A czy ja w życiu czekam?

Zdecydowanie NIE!!!

Działam, działam, działam od świtu do zmierzchu.

Bo przecież są dzieci, praca, dom… I czasem coś się nie układa i trzeba znaleźć nowe rozwiązanie.

Czy mam siłę i pomysły na te działania? Jakoś daję radę. Okazuje się, że wrodzona inteligencja pomaga, a wyćwiczona pomysłowość też nie przeszkadza.

A Ty?

Jak żyjesz? Pędzisz przez życie z planem na każdą chwilę? Czy może tkwisz w rutynie i brakuje Ci motywacji do zmian?

Mieć plany, marzenia, cele – to ważne i piękne. Ale prawda jest taka, że najpierw trzeba uporać się z podstawowymi sprawami, z rzeczywistością dookoła. Można śnić o Malediwach i myśleć jak się tam dostać, ale jeśli chcesz zadbać o to, co najważniejsze, to musisz skupić się na TU I TERAZ. Rozwiązać bieżącą sytuację, a potem planować dalsze kroki.

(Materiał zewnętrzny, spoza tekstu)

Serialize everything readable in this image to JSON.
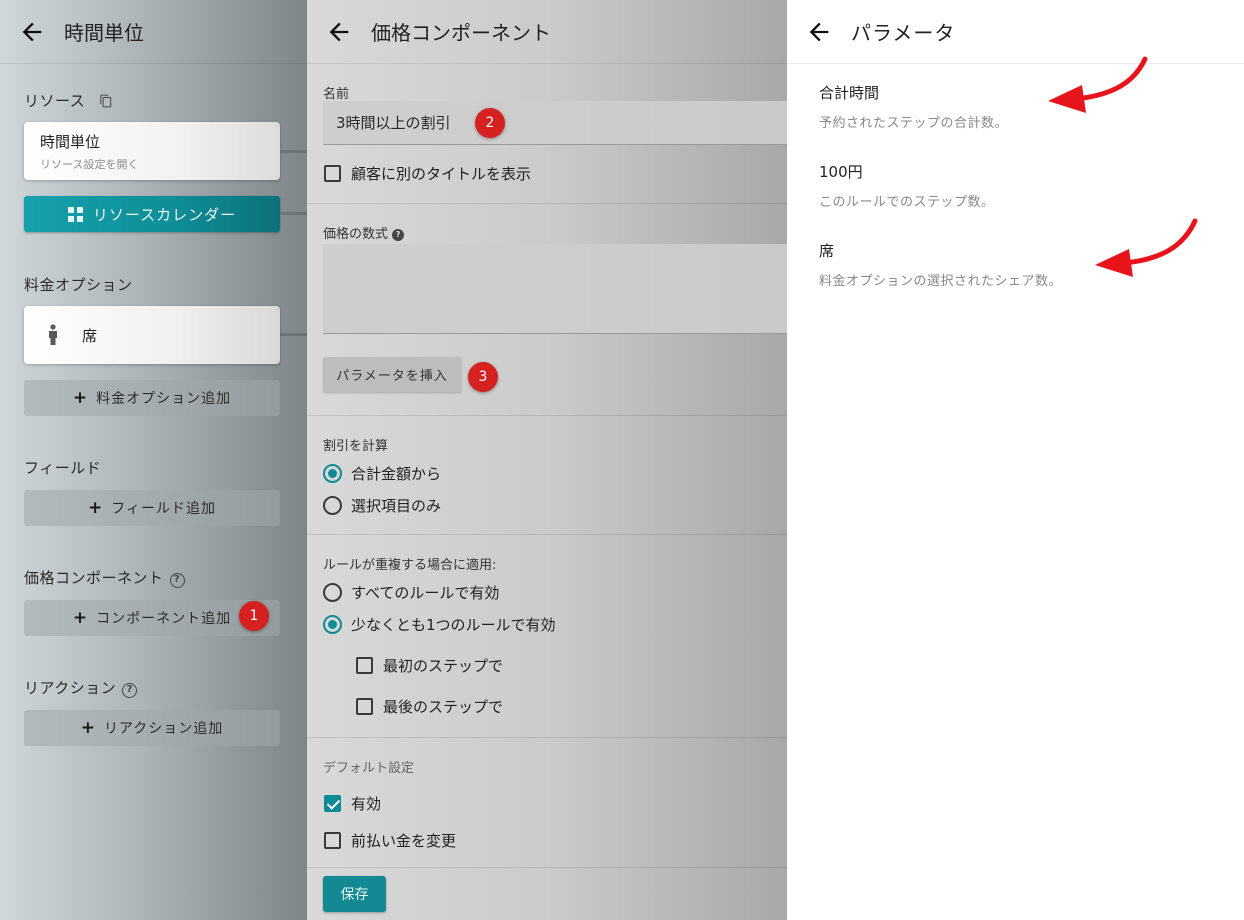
{
  "left": {
    "title": "時間単位",
    "resource_label": "リソース",
    "resource_card": {
      "title": "時間単位",
      "subtitle": "リソース設定を開く"
    },
    "calendar_button": "リソースカレンダー",
    "pricing_options_label": "料金オプション",
    "seat_card": "席",
    "add_pricing_option": "料金オプション追加",
    "fields_label": "フィールド",
    "add_field": "フィールド追加",
    "price_components_label": "価格コンポーネント",
    "add_component": "コンポーネント追加",
    "reactions_label": "リアクション",
    "add_reaction": "リアクション追加",
    "badge_1": "1"
  },
  "middle": {
    "title": "価格コンポーネント",
    "name_label": "名前",
    "name_value": "3時間以上の割引",
    "badge_2": "2",
    "alt_title_checkbox": "顧客に別のタイトルを表示",
    "formula_label": "価格の数式",
    "insert_param_button": "パラメータを挿入",
    "badge_3": "3",
    "discount_label": "割引を計算",
    "discount_options": [
      "合計金額から",
      "選択項目のみ"
    ],
    "overlap_label": "ルールが重複する場合に適用:",
    "overlap_options": [
      "すべてのルールで有効",
      "少なくとも1つのルールで有効"
    ],
    "step_first": "最初のステップで",
    "step_last": "最後のステップで",
    "defaults_label": "デフォルト設定",
    "enabled_checkbox": "有効",
    "prepay_checkbox": "前払い金を変更",
    "save_button": "保存"
  },
  "right": {
    "title": "パラメータ",
    "params": [
      {
        "name": "合計時間",
        "desc": "予約されたステップの合計数。"
      },
      {
        "name": "100円",
        "desc": "このルールでのステップ数。"
      },
      {
        "name": "席",
        "desc": "料金オプションの選択されたシェア数。"
      }
    ]
  },
  "colors": {
    "accent": "#0e8a94",
    "badge": "#d62121",
    "arrow": "#e8141b"
  }
}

Nie mówię, że nie można mieć marzeń. Oczywiście, że trzeba je mieć, bo bez nich życie byłoby szare i smutne.

Ale ja CZEKAJĄC CZEKAM.

Dlaczego?

Bo rzadko mam czas na odpoczynek i relaks. Na nic nierobienie, nic nie myślenie, bycie wolną w myślach i czynach.

Można działać i czekać. To ma sens. Bo działając według sensownego planu można jednocześnie realizować inne rzeczy, które zbliżają nas do tego, o czym marzymy.

Co pomaga?

PRAGNIENIE!!!

Jak się bardzo chce, to można. (nawet jak nie wypada ????)

Czy potrafisz więc wywołać w sobie tak wielką chęć, by ją spełnić?

Przeszkody się pojawiają – to normalne. Ważne jest jak sobie z nimi radzimy. Błędy też się zdarzają. Czy uczymy się z nich? Czy popełniamy je tylko raz, podnosimy się i idziemy dalej?

Nie poddawaj się. A jak masz czas, to CZEKAJĄC CZEKAJ.

Jak mówi Jacek Walkiewicz: „Jak się przewrócę to się podniosę. A jak się nie podniosę to sobie poleżę. Zaufanie do siebie nie jest tym samym co wiara w siebie. Zaufanie do siebie wynika z doświadczenia.”

A Ty?

Masz zaufanie do siebie?

Masz tę wiarę opartą na Twoim doświadczeniu? Wierzysz w to, że skoro poradziłeś sobie tysiąc razy to poradzisz sobie też po raz tysiąc pierwszy?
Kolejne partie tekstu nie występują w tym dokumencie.